CiremaiNews.com, Kuningan – Kabar duka menyelimuti masyarakat Kuningan dengan wafatnya Pangeran Djatikusumah, atau yang lebih dikenal sebagai Rama Djati, pada Jumat (16/05/2025) dalam usia 93 tahun. Kepergian beliau meninggalkan kekosongan yang mendalam bagi keluarga, masyarakat adat, dan bangsa yang telah banyak belajar dari kearifan dan kebijaksanaan beliau.
Rama Djati dikenal luas sebagai tokoh Penghayat Kepercayaan Sunda Wiwitan, seorang guru kehidupan yang dengan tekun menyalakan semangat pencarian makna, kebijaksanaan, dan kesadaran spiritual.
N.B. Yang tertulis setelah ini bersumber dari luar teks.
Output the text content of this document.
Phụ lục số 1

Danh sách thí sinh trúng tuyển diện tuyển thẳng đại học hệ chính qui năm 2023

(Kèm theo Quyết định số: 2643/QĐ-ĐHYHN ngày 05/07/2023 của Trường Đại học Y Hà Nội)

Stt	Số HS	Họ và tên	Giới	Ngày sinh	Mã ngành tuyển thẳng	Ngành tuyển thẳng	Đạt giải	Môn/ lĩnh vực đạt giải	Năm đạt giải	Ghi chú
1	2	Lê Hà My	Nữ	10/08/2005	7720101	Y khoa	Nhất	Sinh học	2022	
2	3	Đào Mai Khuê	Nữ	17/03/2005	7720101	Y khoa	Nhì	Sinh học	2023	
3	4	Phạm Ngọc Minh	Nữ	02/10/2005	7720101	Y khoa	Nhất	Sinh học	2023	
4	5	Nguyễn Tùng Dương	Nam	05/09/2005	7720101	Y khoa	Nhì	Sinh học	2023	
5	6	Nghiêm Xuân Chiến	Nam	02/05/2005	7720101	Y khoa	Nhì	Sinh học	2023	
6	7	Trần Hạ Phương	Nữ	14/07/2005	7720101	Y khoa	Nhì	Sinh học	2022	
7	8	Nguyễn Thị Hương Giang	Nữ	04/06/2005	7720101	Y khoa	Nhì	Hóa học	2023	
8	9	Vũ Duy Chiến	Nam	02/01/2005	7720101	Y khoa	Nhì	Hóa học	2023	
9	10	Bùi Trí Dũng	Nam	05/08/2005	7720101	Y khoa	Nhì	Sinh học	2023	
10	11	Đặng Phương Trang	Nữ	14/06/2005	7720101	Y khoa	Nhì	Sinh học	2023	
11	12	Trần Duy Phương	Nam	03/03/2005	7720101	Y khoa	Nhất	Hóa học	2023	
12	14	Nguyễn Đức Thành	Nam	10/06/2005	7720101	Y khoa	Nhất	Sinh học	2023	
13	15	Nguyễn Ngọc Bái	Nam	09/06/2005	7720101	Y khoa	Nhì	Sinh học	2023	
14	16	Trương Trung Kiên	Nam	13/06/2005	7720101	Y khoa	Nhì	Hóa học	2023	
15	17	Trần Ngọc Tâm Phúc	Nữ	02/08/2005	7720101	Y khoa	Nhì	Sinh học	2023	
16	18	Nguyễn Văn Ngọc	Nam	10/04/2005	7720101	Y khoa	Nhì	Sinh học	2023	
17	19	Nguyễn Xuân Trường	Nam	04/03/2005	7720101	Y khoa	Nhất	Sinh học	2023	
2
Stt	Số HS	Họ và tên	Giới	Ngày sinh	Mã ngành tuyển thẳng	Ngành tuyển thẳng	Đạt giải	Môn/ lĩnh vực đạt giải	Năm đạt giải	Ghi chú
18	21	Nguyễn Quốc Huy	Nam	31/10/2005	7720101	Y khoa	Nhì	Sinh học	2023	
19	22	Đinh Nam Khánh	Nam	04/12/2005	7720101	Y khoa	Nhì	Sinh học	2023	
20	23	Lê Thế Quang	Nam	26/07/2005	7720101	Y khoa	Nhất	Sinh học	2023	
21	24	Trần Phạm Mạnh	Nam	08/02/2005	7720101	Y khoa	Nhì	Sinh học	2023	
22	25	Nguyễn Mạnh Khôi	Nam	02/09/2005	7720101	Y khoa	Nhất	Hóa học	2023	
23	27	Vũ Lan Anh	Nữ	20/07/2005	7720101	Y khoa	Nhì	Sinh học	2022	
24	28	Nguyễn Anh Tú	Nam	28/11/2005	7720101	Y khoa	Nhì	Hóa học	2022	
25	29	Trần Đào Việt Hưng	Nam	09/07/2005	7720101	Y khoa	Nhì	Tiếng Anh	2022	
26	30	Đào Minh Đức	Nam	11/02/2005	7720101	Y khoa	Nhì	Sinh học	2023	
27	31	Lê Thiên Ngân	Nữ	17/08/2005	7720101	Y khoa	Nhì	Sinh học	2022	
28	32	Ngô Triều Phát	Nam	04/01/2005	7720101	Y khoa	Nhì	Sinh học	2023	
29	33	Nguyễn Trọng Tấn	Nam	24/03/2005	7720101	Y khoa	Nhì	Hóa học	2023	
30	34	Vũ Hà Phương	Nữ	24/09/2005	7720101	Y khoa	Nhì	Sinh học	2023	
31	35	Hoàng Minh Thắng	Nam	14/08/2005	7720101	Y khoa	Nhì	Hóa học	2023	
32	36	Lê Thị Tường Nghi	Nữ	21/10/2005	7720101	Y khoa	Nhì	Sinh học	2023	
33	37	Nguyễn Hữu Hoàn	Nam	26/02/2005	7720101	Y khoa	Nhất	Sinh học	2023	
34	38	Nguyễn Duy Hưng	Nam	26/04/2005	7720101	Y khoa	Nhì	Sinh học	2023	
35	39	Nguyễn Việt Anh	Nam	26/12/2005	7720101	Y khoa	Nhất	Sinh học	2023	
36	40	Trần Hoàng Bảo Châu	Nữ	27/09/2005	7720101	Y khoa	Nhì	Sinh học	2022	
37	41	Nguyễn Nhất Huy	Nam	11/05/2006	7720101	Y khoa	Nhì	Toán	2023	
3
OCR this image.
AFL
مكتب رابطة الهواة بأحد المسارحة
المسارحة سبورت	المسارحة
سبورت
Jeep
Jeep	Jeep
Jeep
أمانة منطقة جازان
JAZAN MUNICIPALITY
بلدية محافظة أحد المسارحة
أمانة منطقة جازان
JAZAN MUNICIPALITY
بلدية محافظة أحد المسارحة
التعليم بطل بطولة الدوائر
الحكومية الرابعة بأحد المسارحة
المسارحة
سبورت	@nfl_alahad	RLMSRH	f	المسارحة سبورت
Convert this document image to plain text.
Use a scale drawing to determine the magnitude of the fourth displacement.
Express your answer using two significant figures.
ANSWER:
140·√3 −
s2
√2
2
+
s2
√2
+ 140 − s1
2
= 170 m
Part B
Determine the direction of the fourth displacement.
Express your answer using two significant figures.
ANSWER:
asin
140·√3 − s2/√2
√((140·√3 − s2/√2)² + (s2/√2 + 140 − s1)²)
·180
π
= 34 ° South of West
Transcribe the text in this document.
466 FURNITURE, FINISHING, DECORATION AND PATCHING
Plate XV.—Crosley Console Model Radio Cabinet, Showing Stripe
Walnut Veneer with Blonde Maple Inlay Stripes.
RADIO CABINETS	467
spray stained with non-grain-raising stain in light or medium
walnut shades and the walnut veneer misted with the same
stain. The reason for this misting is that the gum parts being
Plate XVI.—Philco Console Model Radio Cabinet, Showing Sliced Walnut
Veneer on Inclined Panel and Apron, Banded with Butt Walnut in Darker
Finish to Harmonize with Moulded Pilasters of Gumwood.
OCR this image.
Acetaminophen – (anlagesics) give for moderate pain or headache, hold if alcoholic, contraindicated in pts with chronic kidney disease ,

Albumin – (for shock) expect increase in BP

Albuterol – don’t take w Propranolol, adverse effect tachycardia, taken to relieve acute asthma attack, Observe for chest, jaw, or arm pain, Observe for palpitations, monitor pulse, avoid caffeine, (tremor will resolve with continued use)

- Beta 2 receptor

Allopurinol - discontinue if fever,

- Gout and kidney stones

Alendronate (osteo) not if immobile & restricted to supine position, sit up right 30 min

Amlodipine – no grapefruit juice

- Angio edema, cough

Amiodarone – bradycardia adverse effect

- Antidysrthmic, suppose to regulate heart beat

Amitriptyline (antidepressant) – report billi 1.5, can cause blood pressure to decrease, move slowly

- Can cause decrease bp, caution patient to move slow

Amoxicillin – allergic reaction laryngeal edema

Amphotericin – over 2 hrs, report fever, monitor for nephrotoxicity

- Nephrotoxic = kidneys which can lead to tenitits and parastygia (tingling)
Dalam setiap langkahnya, ia menekankan pentingnya mengejar kekayaan batin.
“Beliau selalu berkata bahwa kekayaan sejati adalah kebijaksanaan, ketulusan, dan rasa syukur. Bukan harta benda,” tutur Ratu Emalia Wigarningsih Djatikusumah, sang istri.
Selama hidupnya, Rama Djati begitu menjunjung tinggi pelestarian budaya leluhur. Upacara Seren Taun, misalnya, menjadi ruang penting baginya untuk menguatkan kembali akar budaya bangsa.
“Bagi Rama, Seren Taun bukan hanya syukur atas panen. Itu cara kita menjaga warisan para karuhun, memperkuat jati diri bangsa melalui kearifan lokal,” ungkap salah satu tokoh Paseban.
Ratu Emalia mengenang, pesan terakhir sang suami adalah agar masyarakat adat tidak kehilangan jati dirinya. “Jangan dilupakan yang namanya Akur Sunda Wiwitan. Itu adalah pesan dari para leluhur,” katanya lirih.
Pangeran Djatikusumah telah delapan tahun menderita sakit sebelum akhirnya menghembuskan napas terakhir dalam damai di kediamannya. Putra keempatnya, Gumirat Barna Alam, atau Rama Anom, menjelaskan bahwa kondisi kesehatan almarhum sempat memburuk akibat infeksi saluran pernapasan yang berkembang menjadi pembengkakan jantung.
“Dokter rumah sakit Belanda sempat memeriksa beliau. Karena kondisi khusus, ayah dirawat intensif di rumah, dengan tim medis hadir 24 jam selama lima hari terakhir. Kami sangat berterima kasih atas perhatian dan kasih sayang dari tim medis,” ujar Rama Anom.
Dalam kenangan keluarga, Rama Djati adalah tokoh besar yang memperjuangkan hak dan kesetaraan masyarakat adat. Ia dikenal sebagai salah satu pendiri Indigenous Peoples Conference of Indonesia, dan aktif dalam berbagai forum internasional, termasuk di PBB dan Thailand.
“Beliau pernah bersama Presiden Abdurrahman Wahid dan Ibu Megawati dalam memperjuangkan eksistensi masyarakat adat di level global,” kenang Rama Anom.
Di masa hidupnya, Pangeran Djatikusumah meninggalkan warisan yang tak ternilai—bukan hanya melalui delapan anak, 21 cucu, dan sembilan buyutnya, tapi juga melalui semangat pelestarian budaya dan kebebasan berkeyakinan yang terus menginspirasi.
Rencananya, beliau akan dimakamkan secara adat pada Minggu (18/5/2025) di Batu Satangtung, Curug Goong, Kecamatan Cigugur. Rumah duka telah dipenuhi oleh tokoh masyarakat, pejabat publik, dan warga dari berbagai penjuru yang datang menyampaikan duka cita.
Meski raganya telah tiada, ajaran dan semangat Rama Djati akan terus menjadi suluh menyinari jalan bagi generasi penerus yang ingin kembali “mulih ka jati, mulang ka asal.”